Le prix Nobel d’économie a été attribué cette année à Angus Deaton, un Britannique qui a fait l’essentiel de sa carrière à l’Université Princeton aux Etats-Unis. Dans la profession, il est connu pour ses travaux sur la consommation des ménages, ce qui lui a valu sa récompense. Mais après l’annonce du prix, c’est une autre partie de ses travaux, l’aide au développement, qui a été mise en exergue. C’est un sujet plus concret, sur lequel il a pris une position en pointe et dont il parle volontiers car c’est l’objet de son travail à présent. De la consommation, il est passé aux dépenses de santé, puis à l’offre de soins. Cela l’a conduit à se pencher sur la pauvreté, en particulier en Inde, et donc tout naturellement sur le sous-développement. Il a adopté l’analyse prépondérante parmi les spécialistes, dont je ne fais pas partie mais que j’essaie de comprendre.
L’idée est que le sous-développement est avant tout dû à la corruption. Lorsqu’un gouvernement a une préoccupation majeure, l’accumulation de richesses par ses membres, leurs amis et leurs familles, il ne remplit pas son rôle de soutien à la croissance. L’absence d’un cadre juridique de l’activité économique ne permet pas aux entrepreneurs de fonctionner, du moins en dehors des mécanismes de corruption. Le gouvernement ne fait rien non plus pour l’éducation et la santé, reconnues comme des pré-conditions au développement économique. Comment, en effet, un pays peut-il s’insérer dans l’économie mondiale si une part importante de la population est analphabète? Pourquoi dépenser de l’argent pour la formation quand l’espérance de vie est faible? Si l’enrichissement est le but principal des dirigeants, ce qui compte est de se maintenir au pouvoir aussi longtemps que possible face aux appétits concurrents. Cela signifie que, pour eux, la démocratie est une bien mauvaise idée et que l’armée, instrument de survie politique, est l’objet de toutes les attentions. Cela signifie aussi qu’il faut piller au plus vite, avant de perdre le pouvoir.

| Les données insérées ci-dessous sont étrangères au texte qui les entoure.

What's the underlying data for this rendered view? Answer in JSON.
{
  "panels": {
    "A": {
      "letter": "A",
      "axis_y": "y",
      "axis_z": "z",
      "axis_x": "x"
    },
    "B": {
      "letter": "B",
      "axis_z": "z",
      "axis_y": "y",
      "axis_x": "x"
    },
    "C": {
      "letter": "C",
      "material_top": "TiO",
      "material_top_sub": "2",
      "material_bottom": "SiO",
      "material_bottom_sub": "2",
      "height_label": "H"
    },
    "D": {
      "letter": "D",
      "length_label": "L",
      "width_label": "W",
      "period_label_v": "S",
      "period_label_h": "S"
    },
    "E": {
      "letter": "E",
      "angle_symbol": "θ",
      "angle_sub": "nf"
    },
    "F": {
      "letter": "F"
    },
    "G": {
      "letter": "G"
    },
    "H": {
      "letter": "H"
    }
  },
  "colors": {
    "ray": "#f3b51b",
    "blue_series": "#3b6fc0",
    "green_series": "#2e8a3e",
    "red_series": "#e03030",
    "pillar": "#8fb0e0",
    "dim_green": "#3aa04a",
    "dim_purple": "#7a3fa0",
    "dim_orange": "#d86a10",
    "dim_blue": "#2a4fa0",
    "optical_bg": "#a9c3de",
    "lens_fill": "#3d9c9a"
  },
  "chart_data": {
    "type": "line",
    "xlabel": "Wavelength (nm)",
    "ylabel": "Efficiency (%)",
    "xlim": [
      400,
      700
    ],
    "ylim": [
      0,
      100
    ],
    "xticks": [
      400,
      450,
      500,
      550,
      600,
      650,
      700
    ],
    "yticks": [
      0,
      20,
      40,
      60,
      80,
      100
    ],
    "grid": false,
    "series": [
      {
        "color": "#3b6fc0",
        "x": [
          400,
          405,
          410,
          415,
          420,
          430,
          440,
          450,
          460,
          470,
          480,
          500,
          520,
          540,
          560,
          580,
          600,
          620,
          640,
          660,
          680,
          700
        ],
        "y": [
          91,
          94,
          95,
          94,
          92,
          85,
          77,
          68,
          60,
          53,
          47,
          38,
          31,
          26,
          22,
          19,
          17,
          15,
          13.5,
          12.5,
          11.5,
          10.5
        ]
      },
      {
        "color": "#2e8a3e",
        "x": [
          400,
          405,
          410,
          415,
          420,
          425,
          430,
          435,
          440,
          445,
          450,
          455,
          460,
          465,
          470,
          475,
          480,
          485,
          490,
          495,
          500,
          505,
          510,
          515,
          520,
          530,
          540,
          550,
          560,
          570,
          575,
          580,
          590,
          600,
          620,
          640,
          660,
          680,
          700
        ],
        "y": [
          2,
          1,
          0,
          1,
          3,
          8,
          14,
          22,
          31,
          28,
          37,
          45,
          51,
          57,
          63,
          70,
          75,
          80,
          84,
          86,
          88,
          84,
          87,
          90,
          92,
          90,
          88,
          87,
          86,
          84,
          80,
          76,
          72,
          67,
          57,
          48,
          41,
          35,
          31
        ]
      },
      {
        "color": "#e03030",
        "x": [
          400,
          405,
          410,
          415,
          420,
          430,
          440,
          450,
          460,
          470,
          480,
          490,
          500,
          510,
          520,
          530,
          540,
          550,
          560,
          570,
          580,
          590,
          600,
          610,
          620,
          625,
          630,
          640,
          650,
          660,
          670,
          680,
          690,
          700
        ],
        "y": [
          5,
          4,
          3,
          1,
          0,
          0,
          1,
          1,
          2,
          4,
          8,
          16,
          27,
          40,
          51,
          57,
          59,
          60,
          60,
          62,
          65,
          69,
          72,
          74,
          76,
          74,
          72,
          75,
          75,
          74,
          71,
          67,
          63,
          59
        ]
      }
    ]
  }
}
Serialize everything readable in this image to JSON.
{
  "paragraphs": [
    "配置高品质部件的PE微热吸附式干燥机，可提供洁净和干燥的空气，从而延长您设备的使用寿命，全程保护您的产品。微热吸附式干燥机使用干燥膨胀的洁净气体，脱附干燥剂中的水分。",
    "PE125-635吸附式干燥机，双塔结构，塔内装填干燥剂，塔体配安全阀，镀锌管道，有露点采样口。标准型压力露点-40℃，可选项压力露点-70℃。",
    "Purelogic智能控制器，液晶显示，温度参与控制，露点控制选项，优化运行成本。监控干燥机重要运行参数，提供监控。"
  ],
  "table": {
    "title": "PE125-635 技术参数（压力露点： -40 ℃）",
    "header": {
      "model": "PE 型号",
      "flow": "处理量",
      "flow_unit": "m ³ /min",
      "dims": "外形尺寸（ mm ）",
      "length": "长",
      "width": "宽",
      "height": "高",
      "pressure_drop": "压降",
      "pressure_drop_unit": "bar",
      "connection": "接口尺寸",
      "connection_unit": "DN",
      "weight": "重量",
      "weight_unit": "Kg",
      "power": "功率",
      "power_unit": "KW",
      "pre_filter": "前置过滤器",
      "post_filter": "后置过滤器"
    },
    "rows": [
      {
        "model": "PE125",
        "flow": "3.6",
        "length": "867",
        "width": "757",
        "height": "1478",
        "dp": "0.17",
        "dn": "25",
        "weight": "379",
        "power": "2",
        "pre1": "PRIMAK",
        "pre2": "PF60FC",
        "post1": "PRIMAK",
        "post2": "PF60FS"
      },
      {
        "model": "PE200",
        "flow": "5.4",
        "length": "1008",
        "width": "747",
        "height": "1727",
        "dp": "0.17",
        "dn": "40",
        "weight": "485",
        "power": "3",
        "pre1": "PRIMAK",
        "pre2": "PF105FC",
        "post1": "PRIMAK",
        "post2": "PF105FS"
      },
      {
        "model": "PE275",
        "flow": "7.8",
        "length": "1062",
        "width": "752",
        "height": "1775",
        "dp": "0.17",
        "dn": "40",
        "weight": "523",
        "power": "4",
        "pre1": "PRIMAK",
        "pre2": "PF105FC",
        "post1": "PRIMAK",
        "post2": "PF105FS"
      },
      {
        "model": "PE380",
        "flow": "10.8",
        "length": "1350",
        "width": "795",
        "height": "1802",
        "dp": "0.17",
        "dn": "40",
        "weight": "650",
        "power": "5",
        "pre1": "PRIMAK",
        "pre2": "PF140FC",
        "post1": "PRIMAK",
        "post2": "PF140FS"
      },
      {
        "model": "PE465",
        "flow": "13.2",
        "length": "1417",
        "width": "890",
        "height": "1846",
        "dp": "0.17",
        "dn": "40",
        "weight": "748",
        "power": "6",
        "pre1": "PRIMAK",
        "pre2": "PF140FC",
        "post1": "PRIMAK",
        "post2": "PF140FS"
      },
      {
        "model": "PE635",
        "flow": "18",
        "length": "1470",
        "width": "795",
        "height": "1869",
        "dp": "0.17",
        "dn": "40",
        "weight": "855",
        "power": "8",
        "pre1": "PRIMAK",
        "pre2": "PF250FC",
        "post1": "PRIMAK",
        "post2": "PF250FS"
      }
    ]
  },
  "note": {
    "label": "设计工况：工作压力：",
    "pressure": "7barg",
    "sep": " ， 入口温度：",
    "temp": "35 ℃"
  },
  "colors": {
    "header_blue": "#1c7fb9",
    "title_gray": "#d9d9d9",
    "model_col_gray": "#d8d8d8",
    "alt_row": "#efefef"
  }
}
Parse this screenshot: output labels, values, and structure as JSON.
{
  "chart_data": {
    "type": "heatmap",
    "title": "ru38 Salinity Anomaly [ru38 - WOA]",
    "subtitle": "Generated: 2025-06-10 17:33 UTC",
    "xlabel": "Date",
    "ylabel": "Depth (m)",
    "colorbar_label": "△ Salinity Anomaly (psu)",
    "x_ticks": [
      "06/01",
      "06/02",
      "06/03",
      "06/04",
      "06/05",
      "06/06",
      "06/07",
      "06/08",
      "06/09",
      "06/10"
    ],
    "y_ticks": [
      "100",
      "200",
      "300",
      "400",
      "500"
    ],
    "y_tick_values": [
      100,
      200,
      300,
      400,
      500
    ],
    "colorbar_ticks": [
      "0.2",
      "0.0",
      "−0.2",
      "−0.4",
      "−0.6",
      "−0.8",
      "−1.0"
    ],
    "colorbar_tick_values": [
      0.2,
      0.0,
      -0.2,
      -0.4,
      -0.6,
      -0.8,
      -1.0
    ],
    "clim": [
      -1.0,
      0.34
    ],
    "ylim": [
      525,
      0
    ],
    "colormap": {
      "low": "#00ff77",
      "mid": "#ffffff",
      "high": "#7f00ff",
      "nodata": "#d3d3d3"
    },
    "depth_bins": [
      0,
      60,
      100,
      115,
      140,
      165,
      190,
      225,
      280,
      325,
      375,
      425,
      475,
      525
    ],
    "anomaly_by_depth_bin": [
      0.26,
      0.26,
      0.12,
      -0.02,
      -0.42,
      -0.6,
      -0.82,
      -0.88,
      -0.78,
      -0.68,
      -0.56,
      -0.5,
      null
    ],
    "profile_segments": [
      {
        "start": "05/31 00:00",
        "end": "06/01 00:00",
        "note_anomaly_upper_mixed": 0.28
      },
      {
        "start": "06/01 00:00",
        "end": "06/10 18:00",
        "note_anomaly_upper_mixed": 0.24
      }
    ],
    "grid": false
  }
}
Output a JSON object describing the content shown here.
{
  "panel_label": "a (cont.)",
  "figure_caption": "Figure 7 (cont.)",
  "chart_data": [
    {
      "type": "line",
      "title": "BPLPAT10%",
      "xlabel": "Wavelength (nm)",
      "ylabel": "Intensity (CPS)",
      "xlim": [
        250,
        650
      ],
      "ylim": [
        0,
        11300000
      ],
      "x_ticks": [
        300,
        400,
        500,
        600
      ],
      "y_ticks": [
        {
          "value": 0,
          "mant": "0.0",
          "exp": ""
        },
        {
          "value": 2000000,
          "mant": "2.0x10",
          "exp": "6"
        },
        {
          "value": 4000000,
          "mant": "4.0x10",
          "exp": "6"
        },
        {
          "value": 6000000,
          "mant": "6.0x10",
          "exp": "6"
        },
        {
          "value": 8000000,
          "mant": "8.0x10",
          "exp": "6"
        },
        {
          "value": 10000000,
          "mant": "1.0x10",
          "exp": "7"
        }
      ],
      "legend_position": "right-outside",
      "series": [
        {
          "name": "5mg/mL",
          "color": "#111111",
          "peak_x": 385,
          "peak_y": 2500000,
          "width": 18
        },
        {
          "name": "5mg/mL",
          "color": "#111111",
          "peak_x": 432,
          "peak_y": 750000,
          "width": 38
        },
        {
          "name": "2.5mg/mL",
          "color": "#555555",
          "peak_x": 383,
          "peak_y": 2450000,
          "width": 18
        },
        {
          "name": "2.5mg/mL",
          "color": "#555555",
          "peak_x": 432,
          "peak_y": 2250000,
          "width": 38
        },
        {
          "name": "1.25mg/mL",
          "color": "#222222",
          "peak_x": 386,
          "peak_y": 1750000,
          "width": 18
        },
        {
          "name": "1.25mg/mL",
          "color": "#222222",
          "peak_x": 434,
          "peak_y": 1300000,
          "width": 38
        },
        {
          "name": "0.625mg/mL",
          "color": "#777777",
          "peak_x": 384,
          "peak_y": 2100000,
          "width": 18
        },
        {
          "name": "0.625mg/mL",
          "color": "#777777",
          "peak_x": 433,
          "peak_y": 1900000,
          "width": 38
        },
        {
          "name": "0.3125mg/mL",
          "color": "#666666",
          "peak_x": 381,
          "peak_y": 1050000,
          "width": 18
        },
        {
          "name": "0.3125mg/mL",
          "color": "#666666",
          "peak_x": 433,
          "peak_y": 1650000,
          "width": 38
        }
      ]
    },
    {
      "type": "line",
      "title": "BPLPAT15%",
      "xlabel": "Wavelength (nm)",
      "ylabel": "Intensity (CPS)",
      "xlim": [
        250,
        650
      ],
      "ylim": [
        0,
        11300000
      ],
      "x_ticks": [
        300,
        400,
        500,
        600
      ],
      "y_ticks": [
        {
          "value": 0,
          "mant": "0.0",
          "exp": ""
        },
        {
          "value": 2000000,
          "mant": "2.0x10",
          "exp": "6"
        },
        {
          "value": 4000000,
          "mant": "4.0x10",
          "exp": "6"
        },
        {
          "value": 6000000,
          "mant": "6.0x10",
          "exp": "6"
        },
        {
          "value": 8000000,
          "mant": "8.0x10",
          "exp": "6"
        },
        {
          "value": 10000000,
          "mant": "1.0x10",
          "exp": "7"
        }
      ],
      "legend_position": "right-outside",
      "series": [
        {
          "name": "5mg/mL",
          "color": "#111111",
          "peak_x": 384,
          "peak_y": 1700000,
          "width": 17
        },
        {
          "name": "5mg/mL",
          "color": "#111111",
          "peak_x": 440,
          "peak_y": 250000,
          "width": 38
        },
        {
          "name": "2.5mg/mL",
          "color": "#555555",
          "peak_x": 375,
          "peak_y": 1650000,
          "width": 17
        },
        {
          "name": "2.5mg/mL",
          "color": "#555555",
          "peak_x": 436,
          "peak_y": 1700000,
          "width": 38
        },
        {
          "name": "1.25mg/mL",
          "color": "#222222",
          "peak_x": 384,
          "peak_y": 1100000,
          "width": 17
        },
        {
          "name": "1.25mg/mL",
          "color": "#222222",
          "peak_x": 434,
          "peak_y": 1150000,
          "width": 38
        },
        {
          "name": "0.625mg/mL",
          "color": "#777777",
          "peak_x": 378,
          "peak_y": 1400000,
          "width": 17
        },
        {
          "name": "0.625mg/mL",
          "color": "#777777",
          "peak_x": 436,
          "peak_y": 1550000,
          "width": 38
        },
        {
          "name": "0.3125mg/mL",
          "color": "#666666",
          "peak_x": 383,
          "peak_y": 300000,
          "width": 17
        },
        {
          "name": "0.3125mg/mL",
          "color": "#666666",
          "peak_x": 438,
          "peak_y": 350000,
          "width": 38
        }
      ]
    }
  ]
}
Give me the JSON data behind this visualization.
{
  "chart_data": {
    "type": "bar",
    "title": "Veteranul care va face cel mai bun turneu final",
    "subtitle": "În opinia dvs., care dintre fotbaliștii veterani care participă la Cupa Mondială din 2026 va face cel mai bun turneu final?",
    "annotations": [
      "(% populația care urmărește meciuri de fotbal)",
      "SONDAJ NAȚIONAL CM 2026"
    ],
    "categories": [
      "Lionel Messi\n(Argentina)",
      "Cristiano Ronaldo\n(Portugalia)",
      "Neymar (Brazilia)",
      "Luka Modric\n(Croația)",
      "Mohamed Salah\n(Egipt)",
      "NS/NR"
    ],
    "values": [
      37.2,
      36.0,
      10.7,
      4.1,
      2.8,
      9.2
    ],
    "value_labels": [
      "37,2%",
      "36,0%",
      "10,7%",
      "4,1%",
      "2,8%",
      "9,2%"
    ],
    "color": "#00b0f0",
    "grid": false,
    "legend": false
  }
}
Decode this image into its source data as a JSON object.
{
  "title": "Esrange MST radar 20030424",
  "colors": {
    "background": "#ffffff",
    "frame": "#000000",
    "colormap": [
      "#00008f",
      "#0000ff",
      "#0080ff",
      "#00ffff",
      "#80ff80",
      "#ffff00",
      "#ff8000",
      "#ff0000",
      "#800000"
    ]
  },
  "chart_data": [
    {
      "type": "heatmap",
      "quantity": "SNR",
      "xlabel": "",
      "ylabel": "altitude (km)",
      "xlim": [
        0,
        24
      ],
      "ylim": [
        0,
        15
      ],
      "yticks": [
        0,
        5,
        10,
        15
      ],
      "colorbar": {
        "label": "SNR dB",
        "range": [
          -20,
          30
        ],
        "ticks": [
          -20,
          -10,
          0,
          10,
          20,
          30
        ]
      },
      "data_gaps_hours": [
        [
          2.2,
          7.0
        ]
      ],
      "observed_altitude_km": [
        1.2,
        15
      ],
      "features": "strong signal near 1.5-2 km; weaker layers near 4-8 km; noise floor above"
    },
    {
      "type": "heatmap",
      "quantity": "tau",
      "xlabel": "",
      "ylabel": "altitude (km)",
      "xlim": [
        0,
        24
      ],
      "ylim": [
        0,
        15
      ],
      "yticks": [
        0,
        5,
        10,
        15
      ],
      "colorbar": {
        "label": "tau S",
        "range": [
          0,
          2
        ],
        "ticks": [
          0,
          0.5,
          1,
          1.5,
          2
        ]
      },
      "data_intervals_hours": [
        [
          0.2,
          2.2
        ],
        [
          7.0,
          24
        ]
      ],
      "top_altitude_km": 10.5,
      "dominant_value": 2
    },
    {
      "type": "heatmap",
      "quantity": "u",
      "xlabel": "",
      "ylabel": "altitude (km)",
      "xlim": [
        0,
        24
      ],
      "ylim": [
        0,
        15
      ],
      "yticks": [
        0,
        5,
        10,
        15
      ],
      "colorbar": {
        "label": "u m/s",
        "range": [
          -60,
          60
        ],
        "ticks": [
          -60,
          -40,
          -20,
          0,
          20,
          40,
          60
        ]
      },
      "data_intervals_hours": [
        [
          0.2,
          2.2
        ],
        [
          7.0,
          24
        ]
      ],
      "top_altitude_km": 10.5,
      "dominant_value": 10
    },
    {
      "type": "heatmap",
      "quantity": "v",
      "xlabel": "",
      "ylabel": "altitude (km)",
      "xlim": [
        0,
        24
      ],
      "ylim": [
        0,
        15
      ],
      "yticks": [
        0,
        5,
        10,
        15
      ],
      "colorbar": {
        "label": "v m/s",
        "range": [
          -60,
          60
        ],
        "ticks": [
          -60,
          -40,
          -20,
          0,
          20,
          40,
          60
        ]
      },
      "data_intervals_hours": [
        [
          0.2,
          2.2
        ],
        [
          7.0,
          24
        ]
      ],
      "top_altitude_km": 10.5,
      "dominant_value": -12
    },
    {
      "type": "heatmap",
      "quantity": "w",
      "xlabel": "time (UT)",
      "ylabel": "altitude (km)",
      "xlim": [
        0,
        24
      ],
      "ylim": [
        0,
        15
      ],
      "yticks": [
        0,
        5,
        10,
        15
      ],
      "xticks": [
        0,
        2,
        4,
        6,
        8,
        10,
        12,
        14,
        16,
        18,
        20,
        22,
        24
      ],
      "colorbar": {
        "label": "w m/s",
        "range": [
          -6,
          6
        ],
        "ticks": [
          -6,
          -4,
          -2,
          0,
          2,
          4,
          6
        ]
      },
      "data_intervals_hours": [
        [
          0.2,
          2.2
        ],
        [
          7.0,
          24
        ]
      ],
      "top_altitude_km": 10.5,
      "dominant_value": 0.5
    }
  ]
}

L’aide au développement aide-t-elle au développement?
Or l’aide au développement est traditionnellement attribuée aux Etats. Elle fournit des ressources à des gouvernements corrompus. Il n’est pas surprenant que la plupart des études aboutissent à la conclusion déprimante que l’aide au développement n’aide pas au développement. Angus Deaton s’est demandé si la solution n’est pas de court-circuiter les gouvernements et de fournir l’aide directement aux populations. On sait bien que des sommes très modestes peuvent avoir des effets spectaculaires en matière de santé ou d’agriculture lorsqu’elles visent directement ceux qui en ont besoin et qui savent comment en tirer le meilleur parti. Mais il va plus loin. Sa conclusion est que ce type d’aide a des effets positifs à court terme mais négatifs à long terme. Par exemple, il observe qu’un système de santé ne peut pas être géré de manière permanente depuis l’étranger. Le gouvernement local n’ayant aucune raison de dépenser de l’argent si le service est fourni par l’étranger, aucun système de santé n’est mis en place et le sous-développement perdure. Progrès nul.
Sa recommandation est tout aussi radicale. Il demande que les gouvernements des pays avancés et les organisations internationales cessent leurs aides traditionnelles et la bonne conscience qui vient avec. Il suggère des actions politiquement beaucoup plus délicates: fin des ventes d’armes, ouverture au commerce dans des domaines aussi sensibles que l’agriculture, développement de médicaments pour traiter les maladies des pauvres et, plus généralement, arrêt de la complaisance à l’égard de régimes kleptomanes. Conclusion logique, mais ô combien délicate, car elle vise des acteurs puissants dans les pays avancés. Il s’agit de s’attaquer au commerce des armes, au protectionnisme proverbial de l’agriculture ou encore à des intérêts géopolitiques plus ou moins avoués.
Charles Wypłosz, Professeur, Economie internationale (Graduate Institute, Geneva).